Deggg…..kaget, terkesiap, terdiam tidak harus menjawab apa mendengar doanya barusan. Sambil tertegun, dalam hati saya mengamini doa beliau.

“ Terima kasih buat doanya pak” jawab saya.

Subhanallah, percakapan singkat ini membuat saya terdiam hingga turun dari mobil dan duduk dikantor. Ada rasa haru mendengar doanya yang sederhana tetapi terasa indah dan menyentuh saya (terlepas dari topik doanya ya…:p). Kok bisa orang yang tidak saya kenal dekat, memberikan perhatiannya dan mendoakan saya…!!!! Padahal selama ini interaksi antara saya dan si bapak driver ini hanya sebatas obrolan antara tempat tinggal saya ke kantor atau sebaliknya yang hanya berjarak 10 menit dengan kendaraan. Jujur saya bahkan tidak tahu siapa nama beliau…..:(
(Bad side-nya si fanny,terlalu cuek sama orang).
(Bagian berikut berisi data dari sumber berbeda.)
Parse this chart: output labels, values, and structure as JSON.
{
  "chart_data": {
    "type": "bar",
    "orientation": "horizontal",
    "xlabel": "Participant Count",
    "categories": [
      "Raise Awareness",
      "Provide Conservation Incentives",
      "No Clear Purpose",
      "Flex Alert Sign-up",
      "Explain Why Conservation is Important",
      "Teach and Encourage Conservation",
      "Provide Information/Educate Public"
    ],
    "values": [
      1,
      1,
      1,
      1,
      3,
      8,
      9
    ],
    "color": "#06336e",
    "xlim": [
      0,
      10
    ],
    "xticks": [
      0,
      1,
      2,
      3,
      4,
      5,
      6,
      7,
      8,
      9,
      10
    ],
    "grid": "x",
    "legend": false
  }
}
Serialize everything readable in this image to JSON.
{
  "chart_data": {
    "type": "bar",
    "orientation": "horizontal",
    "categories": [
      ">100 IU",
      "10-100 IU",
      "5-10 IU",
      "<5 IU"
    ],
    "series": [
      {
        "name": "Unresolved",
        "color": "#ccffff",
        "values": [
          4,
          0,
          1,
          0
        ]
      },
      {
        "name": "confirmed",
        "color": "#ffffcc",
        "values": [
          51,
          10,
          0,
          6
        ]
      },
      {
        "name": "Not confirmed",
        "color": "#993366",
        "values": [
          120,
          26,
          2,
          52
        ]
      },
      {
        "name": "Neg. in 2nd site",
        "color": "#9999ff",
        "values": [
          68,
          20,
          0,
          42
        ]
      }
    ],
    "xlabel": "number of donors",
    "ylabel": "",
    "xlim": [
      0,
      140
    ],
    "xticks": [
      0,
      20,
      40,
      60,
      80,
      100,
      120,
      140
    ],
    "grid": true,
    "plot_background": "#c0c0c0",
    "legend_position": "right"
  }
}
Jadi teringat sebuah kiasan dari seorang ukhti cantik sahabat saya,

“Fan, kamu tahu kiasan yang paling tepat menggambarkan sebuah doa yang dipanjatkan oleh seorang muslim kepada muslim lainnya?” Itu seperti sebuah bunga tercantik yang kamu berikan kepada orang yang paling kamu kasihi.”. Indah ya…???.”

Indah banget….!!!!

Itulah kenapa setiap ada orang yang meminta didoakan oleh saya, maka saya akan berusaha untuk benar-benar mendoakannya secara pribadi dan bukan sekedar ucapan klise. Karena saya ingin saudara-saudara saya juga merasakan keindahan yang sama. Kan saya juga ingin memberikan bunga tercantik untuk orang yang paling saya kasihi…..:).